Услужливо распахнув перед попом двери, Аркашка первым вошел внутрь. Завидев нас, схватился за сердце и даже не ойкнув, без памяти, грохнулся на пол. Престарелый священник, подслеповато щуря глаза, удивленно спросил:
-- Это он чего?
-- От избытка чувств, -- честно ответил я.
-- Оно, конечно, -- перекрестился поп, -- не каждый день людей жизни лишают. Хоть и изменники, а все же Божьи души. Показывайте, где приговоренные томятся, молитвой утешать буду.
Я подмигнул Евсею, тот пнул под зад Шестерок и Ванька с Васькой мигом отодвинули кадушку с водой от дверей караульной комнаты. Кондрат Силыч напутствовал священника:
-- Заходите святой отец, этот злыдень давно покаяться хочет, весь пол слезами омыл.
Поп подтянул рясу и уверенно шагнул через порог. Пьяный Ананий попытался встать, но ноги подкосились и он рухнул на колени. Святой отец осенил нас крестом и приказал:
-- Ступайте, дети мои, дело куда серьезней, чем я думал.
Два раза просить не пришлось. Кадку задвинули на место. Евсей пригоршней зачерпнул воды и плеснул в лицо Аркашки. Приказчик вздрогнул, щечки порозовели, а под мятой рубахой колыхнулась воробьиная грудь. Раз колыхнулась, два и застыла. На сером каменном полу угловато-костлявое тело Аркашки смотрелось жалкой бледной кляксой.
-- Окуните молодца, по роже видно с утра не умывался, -- кивнул я Ваньке.

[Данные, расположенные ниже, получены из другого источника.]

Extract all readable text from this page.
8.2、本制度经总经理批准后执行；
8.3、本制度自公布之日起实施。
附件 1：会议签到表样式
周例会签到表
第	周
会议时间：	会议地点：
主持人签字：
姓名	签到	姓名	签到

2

Братья схватили Аркашку за ноги, едва не разодрав пополам и сунули в бочку. Через пол минуты вода в кадушке начала пузыриться, ножки приказчика задергались, как у кузнечика коленками в обратную сторону. Реанимацию пришлось прекратить, бедолагу извлекли, перевернули и прислонили спиной к стене.
Отдышавшись и отплевавшись, Аркашка безумным взглядом окинул нашу компанию и снова решил потерять сознание. Фокус не удался. Стоявший ближе всех Азам залепил пленнику звучную затрещину. В голове у Аркадия наступило просветление, он облизнул разбитую губу и, кивнув в сторону хана, заскулил:
-- С нехристем разговаривать не буду.
-- Хорошо, поговори с христианами, -- согласился я. Братья Лабудько с готовностью выступили вперед.

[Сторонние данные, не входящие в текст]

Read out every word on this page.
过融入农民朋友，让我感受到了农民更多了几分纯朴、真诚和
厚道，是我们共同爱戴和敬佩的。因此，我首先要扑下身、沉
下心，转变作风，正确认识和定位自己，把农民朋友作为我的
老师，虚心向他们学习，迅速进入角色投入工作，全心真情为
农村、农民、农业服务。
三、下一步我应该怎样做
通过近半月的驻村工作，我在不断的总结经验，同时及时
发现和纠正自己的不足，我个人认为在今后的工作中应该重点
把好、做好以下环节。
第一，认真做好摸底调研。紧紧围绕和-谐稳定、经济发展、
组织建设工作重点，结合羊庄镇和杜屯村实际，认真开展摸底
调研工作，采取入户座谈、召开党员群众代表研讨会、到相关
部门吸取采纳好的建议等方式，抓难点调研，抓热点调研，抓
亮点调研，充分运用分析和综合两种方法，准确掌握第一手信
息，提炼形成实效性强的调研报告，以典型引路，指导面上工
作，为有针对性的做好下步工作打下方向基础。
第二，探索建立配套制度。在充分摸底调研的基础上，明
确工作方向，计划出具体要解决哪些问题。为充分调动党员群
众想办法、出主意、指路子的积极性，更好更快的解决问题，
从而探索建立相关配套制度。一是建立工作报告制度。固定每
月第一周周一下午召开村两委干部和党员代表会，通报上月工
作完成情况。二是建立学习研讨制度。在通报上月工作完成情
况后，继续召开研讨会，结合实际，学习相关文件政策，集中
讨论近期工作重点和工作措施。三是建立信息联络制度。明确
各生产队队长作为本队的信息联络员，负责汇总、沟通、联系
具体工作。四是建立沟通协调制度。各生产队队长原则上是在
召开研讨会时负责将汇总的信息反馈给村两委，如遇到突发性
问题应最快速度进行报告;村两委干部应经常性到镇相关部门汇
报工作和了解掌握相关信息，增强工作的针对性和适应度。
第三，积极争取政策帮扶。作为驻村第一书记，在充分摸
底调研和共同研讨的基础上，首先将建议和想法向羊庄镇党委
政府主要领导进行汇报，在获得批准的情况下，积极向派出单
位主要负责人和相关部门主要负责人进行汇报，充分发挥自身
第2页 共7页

-- И с ними не буду! -- не сдавался пленник.
-- Тогда зови графа.
-- Это я мигом, -- расцвел Аркадий. -- Уже бегу!
-- Что б ни споткнулся, Евсей с Федором помогут.
Аркашку поволокли к выходу. Плюгавенькую головенку приказчика высунули наружу и придавили дверью.
-- Зови графа, -- чуть слышно процедил Фраер и ткнул кулаком в ребра приказчика.
-- Гав, гав, гав... -- донеслось из-за двери.
-- Ты, это, чуток ослабь, вишь воздуху на слова не хватает, один лай собачий получается, -- прошептал Подельник.
Евсей приоткрыл дверь и снова треснул кулаком по сутулой Аркашкиной спине.
-- Графа зови, кому сказано!
-- Господин гад! Господин гад! -- заблеял Аркашка. -- Вас тут зайти просят.
-- Некогда мне! -- донесся слюнявый Лёнькин голосок.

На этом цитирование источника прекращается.